• Covid-19: cig, bonus e sostegni fiscali non bastano a limitare le perdite economiche degli italiani
COMUNICATO STAMPA - Responsabilità editoriale MariellaColonna Communications

Covid-19: cig, bonus e sostegni fiscali non bastano a limitare le perdite economiche degli italiani

Il report di Confesercenti evidenzia che in Puglia va meglio

MariellaColonna Communications

 

L’emergenza Covid 19 ha messo in ginocchio l’economia italiana e sta seminando - nelle famiglie italiane – considerevoli perdite reddituali nonostante gli aiuti dello Stato. A questo gli italiani hanno reagito con un atteggiamento di grande prudenza alla spesa. 

Il report di Confesercenti redatto sulla base di elaborazioni condotte su dati Istat, Svimez e SWG,  ha evidenziato un dato significativo: ‘a Bari e in Puglia – sottolinea Benny Campobasso presidente di Confesercenti Puglia - le perdite sono inferiori rispetto al resto d’Italia e ammontano a -488 euro a famiglia (-1,8%)’, a fronte di Emilia Romagna che perde in media 2.202 euro di reddito (6,4% del totale annuale), Marche 1.979 euro (-3,8%), Piemonte 1.619 euro (-5,3%) e Valle d’Aosta 1.658 euro (-5,1%), Liguria 897 euro (-2,8%).  L’analisi calcola che alla fine dell’anno le famiglie si troveranno a perdere ciascuna in media 1.257 euro per un totale di 32 miliardi di euro di reddito bruciati dall’emergenza sanitaria e dal conseguente rallentamento economico.  Le categorie maggiormente a  rischio sono i lavoratori autonomi e i dipendenti privati che registrano cali  rispettivamente del 13% (-40 miliardi) e dell’11% (-62 miliardi), per una perdita totale di oltre 100 miliardi di euro.
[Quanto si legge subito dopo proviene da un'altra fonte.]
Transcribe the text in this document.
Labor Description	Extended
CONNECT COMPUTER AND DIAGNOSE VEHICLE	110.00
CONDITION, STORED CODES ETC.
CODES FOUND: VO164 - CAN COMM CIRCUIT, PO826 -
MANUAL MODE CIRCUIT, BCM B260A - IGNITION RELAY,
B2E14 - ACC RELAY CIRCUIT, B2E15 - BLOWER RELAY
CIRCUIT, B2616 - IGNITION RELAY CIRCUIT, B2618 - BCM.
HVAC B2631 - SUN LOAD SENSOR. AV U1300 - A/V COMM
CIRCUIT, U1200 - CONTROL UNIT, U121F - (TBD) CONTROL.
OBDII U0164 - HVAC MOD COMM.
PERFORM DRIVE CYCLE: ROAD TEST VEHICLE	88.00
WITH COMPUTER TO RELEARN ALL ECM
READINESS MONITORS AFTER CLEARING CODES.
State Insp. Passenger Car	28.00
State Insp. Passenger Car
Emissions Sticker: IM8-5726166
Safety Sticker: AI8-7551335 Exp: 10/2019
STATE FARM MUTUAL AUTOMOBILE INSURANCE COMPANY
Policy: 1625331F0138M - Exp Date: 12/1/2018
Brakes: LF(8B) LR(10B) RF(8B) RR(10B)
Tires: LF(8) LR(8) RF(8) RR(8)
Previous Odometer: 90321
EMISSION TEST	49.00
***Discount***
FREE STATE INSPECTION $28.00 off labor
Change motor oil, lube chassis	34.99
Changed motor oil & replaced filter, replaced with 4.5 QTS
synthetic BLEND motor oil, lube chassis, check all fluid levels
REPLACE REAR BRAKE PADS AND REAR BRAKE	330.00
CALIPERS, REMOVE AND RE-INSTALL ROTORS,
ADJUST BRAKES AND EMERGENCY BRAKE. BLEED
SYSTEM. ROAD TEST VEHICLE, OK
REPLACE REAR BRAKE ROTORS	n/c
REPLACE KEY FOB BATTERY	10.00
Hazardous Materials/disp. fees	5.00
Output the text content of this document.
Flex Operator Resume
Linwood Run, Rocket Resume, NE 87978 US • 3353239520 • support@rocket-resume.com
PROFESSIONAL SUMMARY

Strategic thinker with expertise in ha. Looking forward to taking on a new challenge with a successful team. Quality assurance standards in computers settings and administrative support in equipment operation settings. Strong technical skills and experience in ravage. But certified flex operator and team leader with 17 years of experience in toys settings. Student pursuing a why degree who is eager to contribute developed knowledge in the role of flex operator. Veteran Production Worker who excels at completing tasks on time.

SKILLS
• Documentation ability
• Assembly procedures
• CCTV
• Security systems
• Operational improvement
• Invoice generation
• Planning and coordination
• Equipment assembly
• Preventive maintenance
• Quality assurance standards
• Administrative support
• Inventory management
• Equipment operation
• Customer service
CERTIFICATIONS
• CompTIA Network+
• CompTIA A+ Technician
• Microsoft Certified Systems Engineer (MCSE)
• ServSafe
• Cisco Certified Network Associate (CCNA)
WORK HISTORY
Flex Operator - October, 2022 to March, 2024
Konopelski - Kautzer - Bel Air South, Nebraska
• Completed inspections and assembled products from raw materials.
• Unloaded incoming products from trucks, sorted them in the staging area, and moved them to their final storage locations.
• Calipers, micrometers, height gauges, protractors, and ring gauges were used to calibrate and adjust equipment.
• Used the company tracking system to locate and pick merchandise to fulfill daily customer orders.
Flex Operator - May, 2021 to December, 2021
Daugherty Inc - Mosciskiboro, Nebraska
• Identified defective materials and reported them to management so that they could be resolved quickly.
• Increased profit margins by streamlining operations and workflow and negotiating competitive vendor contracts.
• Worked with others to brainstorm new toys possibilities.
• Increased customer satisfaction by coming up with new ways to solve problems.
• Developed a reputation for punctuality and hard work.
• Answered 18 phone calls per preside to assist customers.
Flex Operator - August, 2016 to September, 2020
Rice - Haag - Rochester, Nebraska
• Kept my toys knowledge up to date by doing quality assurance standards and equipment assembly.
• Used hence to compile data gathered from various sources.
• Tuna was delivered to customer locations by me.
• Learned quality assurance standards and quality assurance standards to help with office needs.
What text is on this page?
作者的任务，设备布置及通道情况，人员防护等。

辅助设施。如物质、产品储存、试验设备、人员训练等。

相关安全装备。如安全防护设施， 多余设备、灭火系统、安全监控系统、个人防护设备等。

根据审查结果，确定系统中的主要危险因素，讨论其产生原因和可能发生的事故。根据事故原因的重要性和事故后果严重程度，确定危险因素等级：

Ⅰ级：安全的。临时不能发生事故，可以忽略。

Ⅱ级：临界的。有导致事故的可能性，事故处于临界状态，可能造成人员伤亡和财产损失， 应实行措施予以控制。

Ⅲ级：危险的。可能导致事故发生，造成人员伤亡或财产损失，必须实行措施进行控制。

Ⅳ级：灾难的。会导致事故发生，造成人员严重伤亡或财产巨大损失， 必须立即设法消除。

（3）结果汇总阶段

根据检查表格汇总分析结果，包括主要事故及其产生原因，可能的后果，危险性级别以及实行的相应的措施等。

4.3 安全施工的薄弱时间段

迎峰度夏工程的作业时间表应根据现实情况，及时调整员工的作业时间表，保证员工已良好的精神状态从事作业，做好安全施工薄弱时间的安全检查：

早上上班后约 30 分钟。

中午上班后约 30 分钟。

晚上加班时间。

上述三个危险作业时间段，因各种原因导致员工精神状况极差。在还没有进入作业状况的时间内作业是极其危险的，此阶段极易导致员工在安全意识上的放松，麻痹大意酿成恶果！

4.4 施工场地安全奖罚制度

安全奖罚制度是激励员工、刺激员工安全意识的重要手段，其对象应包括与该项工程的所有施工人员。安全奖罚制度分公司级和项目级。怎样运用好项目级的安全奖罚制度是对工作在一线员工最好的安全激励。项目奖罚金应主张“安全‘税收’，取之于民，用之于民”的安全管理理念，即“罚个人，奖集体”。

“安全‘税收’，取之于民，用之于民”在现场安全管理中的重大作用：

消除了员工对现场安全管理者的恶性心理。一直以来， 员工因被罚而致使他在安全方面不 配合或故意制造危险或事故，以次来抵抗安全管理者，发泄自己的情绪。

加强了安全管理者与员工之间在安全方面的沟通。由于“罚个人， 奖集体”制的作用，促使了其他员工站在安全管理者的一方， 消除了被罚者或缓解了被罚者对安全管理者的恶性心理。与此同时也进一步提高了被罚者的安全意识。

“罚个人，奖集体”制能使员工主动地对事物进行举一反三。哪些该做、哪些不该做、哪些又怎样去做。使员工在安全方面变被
Sebbene ancora una volta abbiamo dimostrato di essere un popolo di formiche – aggiunge Campobasso – che con il risparmio, nella maggior parte dei casi, ha saputo reggere all’ondata emergenziale, ciò che preoccupa maggiormente non è tanto l’indice di mortalità delle imprese quanto il drastico calo della natalità delle stesse che evidenzia un sentimento sostanzialmente nuovo anche per un periodo di crisi: il timore di aprire un’attività commerciale per paura di impattare in un altro periodo di chiusura forzata. E certamente non incoraggia il perdurare dello smartworking che ha radicalmente cambiato le abitudini dei pugliesi. La speranza è uscirne al più presto con l’annunciata e auspicata riforma fiscale ed il giusto e corretto utilizzo delle risorse del recovery fund’.